Rates of Domestic Violence in Same-Sex Couples

It’s estimated that:

  • Between 25 and 33% of people in same-sex relationships experience domestic violence at some point in their life.
  • 44% of lesbian women and 61% of bisexual women have experienced rape, physical violence, and/or stalking by an intimate partner at some point in their lifetime, as opposed to 35% of heterosexual women.
  • 26% of gay men and 37% of bisexual men have experienced rape, physical violence, and/or stalking by an intimate partner in their lifetime, in comparison to 29% of heterosexual men.
  • In 2012, fewer than 5% of LGBTQ survivors of intimate partner violence sought orders of protection.

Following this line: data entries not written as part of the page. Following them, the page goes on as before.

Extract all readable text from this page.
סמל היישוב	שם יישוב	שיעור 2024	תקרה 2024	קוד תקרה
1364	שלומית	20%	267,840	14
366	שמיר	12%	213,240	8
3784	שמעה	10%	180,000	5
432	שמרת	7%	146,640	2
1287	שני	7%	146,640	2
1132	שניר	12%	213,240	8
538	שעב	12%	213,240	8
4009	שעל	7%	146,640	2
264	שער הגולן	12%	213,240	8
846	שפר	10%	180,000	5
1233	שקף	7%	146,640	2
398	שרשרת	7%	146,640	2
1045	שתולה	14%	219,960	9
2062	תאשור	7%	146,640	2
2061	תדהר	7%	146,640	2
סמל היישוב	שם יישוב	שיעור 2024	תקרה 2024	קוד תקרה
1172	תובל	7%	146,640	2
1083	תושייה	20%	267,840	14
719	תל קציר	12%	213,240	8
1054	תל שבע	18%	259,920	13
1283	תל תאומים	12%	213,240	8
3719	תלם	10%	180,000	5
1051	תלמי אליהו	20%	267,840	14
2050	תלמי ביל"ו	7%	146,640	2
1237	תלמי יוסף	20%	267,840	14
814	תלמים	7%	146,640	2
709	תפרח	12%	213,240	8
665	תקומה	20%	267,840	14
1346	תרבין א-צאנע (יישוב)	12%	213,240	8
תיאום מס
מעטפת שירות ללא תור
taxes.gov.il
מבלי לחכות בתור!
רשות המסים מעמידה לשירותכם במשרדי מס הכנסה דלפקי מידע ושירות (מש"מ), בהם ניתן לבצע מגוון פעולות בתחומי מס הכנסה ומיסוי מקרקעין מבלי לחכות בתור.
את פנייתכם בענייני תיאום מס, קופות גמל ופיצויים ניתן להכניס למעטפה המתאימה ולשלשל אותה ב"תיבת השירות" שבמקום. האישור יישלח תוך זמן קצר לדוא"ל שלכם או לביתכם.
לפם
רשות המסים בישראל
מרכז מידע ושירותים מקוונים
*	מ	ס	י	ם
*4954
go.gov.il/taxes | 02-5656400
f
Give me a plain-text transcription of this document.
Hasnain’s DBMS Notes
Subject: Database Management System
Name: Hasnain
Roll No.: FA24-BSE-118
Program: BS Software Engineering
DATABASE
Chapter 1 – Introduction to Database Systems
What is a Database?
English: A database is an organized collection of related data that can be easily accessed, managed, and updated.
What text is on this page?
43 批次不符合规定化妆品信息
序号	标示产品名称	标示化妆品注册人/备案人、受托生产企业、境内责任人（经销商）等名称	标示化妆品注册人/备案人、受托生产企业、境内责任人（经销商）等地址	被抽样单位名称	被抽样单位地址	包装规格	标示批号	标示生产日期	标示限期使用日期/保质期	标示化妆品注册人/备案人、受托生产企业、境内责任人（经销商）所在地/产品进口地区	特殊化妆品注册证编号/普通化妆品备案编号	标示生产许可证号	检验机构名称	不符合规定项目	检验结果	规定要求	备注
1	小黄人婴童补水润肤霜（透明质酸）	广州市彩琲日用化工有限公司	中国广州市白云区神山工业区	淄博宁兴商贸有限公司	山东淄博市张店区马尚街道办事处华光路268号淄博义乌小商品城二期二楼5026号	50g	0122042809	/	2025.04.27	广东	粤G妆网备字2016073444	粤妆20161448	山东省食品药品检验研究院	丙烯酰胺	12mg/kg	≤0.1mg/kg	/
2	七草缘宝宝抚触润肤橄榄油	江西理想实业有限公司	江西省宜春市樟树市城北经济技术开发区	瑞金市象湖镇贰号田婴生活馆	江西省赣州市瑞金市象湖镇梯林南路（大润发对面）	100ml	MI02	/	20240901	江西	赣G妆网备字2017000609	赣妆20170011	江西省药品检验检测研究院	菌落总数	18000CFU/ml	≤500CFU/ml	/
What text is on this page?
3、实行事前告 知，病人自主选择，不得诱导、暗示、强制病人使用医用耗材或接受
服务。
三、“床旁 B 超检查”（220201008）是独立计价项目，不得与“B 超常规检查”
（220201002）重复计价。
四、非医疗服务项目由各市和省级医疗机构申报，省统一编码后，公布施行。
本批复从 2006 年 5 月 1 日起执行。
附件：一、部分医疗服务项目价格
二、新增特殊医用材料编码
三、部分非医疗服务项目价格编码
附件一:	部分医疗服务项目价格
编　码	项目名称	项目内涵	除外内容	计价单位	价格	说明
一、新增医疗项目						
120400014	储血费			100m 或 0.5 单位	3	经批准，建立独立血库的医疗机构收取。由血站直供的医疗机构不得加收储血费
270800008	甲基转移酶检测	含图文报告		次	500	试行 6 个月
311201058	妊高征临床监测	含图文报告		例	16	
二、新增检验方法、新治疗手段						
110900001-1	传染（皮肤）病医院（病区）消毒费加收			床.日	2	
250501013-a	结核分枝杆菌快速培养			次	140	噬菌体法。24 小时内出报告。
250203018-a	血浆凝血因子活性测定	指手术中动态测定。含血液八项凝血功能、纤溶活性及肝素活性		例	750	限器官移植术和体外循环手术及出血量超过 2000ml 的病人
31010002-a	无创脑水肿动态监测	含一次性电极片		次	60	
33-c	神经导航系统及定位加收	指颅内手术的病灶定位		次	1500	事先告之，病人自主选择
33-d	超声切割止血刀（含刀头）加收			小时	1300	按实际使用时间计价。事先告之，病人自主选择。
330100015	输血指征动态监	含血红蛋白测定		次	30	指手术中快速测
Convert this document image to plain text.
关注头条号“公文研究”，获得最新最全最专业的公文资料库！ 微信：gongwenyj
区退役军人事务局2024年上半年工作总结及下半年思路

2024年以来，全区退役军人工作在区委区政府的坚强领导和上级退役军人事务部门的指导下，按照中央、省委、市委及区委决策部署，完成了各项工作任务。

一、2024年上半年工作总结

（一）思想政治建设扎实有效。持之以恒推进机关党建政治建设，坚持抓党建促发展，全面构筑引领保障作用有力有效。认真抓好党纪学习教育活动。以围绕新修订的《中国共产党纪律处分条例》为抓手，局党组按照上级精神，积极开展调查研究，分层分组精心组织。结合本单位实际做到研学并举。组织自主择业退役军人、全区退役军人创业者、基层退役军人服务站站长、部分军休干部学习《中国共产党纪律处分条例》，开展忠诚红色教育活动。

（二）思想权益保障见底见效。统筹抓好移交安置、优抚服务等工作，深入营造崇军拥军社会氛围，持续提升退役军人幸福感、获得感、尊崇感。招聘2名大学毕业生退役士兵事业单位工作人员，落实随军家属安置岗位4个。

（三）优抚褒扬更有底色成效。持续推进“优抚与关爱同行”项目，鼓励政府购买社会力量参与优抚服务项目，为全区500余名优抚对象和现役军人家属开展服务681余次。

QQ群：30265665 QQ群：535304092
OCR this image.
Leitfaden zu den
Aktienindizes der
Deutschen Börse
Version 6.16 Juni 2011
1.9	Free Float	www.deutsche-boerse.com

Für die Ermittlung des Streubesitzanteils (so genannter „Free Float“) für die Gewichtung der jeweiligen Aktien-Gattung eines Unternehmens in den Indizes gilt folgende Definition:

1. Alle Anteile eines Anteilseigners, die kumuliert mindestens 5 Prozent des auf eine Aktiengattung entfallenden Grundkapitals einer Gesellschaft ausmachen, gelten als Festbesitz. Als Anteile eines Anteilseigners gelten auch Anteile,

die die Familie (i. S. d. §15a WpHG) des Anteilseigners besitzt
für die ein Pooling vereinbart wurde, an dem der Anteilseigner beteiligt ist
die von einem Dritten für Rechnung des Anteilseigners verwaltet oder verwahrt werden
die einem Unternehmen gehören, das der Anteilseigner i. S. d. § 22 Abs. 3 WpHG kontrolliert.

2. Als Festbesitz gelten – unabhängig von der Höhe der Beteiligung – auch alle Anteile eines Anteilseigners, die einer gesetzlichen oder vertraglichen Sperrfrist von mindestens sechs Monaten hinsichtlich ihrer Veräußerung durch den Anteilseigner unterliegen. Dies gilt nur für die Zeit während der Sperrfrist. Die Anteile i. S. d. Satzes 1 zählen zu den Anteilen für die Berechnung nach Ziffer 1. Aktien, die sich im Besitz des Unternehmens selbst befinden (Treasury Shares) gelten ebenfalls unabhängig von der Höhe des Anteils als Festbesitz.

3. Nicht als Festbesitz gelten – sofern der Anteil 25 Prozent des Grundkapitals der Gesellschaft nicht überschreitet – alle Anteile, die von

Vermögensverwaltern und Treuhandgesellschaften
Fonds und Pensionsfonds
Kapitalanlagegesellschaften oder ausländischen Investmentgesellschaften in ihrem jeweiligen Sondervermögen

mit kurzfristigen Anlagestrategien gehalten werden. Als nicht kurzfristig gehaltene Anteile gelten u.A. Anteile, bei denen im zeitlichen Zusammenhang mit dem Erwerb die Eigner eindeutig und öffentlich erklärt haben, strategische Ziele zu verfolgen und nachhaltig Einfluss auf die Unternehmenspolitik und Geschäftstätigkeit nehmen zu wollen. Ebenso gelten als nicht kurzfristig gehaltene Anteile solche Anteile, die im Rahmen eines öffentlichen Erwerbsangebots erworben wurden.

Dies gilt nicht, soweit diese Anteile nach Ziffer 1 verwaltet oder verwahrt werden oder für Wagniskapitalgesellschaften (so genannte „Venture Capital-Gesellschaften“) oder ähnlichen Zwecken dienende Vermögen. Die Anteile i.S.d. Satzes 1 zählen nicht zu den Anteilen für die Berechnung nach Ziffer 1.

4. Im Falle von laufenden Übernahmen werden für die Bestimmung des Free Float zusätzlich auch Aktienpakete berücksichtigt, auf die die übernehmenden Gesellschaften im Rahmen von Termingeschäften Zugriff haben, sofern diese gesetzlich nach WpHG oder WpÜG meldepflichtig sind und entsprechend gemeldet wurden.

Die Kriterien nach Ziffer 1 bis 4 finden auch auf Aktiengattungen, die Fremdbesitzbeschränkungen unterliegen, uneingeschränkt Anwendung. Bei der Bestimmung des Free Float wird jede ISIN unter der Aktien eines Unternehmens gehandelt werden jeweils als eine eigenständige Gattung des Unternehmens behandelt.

Despite the fact that domestic violence occurs at similar rates for heterosexual couples and same-sex couples, victims of same-sex relationships are far less likely to report the abuse.  

Why There’s a Large Discrepancy in Reported Numbers

Victims think it will hurt perceptions of the LGBT community.

In reality, if someone is abusive, it’s because they’re an abusive person, not because they’re gay or trans. However, victims in a homosexual relationship often don’t want to come forward because they think it will hurt their community and give others who are already against the LGBT community one more reason to think homosexual relationships are unstable.

Victims don’t want to out themselves.

If a victim is not out to friends and family, the idea of having their identity on a public record is often enough to keep them from coming forward.

Shelters discriminate against the LGBT community.

Same-sex partners don’t always have access to the same resources as heterosexual partners. While services for lesbian women has increased over the years, resources for abused gay men are practically nonexistent.